The US government has already designated Hizballah as a Specially Designated Terrorist, Specially Designated Global Terrorist, Foreign Terrorist Organization, and for its support of the Assad regime in Syria.  Therefore, Hizballah has already been subject to sanctions, which effectively preclude US persons from having anything to do with Hizballah or entities it owns or controls.  This new law serves notice to the non-US financial sector, including banks operating in the Middle East, that the US government continues to scrutinize transactions with Lebanon and Hizballah, and will apply additional secondary sanctions restrictions to try and dissuade foreign financial institutions from being involved with this organization.

This law may also enable the United States to target terrorism financing, money laundering, and criminal activities of an Iranian proxy without violating the Joint Comprehensive Plan of Action (JCPOA) by directly targeting Iran.  It languished for a year in the prior Congress without advancing, but picked up the support of JCPOA critic and House Foreign Affairs Committee Chairman Ed Royce (R-CA) after the United States and other world powers reached the landmark agreement with Iran in 2015.

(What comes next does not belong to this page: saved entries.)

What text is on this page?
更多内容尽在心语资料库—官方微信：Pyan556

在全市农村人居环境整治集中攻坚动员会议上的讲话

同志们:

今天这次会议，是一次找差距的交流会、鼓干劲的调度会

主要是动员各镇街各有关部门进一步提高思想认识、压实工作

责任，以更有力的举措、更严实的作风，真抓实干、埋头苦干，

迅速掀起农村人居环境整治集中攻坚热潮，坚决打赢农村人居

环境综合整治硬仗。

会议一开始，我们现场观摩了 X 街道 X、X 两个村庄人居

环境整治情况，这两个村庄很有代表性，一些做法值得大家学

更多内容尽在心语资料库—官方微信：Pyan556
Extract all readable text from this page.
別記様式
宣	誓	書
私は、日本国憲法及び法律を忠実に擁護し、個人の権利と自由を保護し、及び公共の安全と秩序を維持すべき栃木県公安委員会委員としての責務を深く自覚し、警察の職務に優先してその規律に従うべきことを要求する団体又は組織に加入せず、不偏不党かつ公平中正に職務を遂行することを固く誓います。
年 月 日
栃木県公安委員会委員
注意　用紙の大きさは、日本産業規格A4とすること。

Beyond the political optics, the bill has real implications for non-US companies and foreign financial institutions that do business in the Middle East because Lebanon is a major financial and banking center for the region.  Foreign financial institutions – already wary of US sanctions laws after blockbuster fines against banks like BNP Paribas – will likely screen even more closely transactions in the region that may raise concerns about their potential connections to Hizballah or its agents or affiliates.  Foreign financial institutions and foreign companies should seek counsel to ensure that their transactions remain compliant with the ever-broadening reach of US sanctions laws.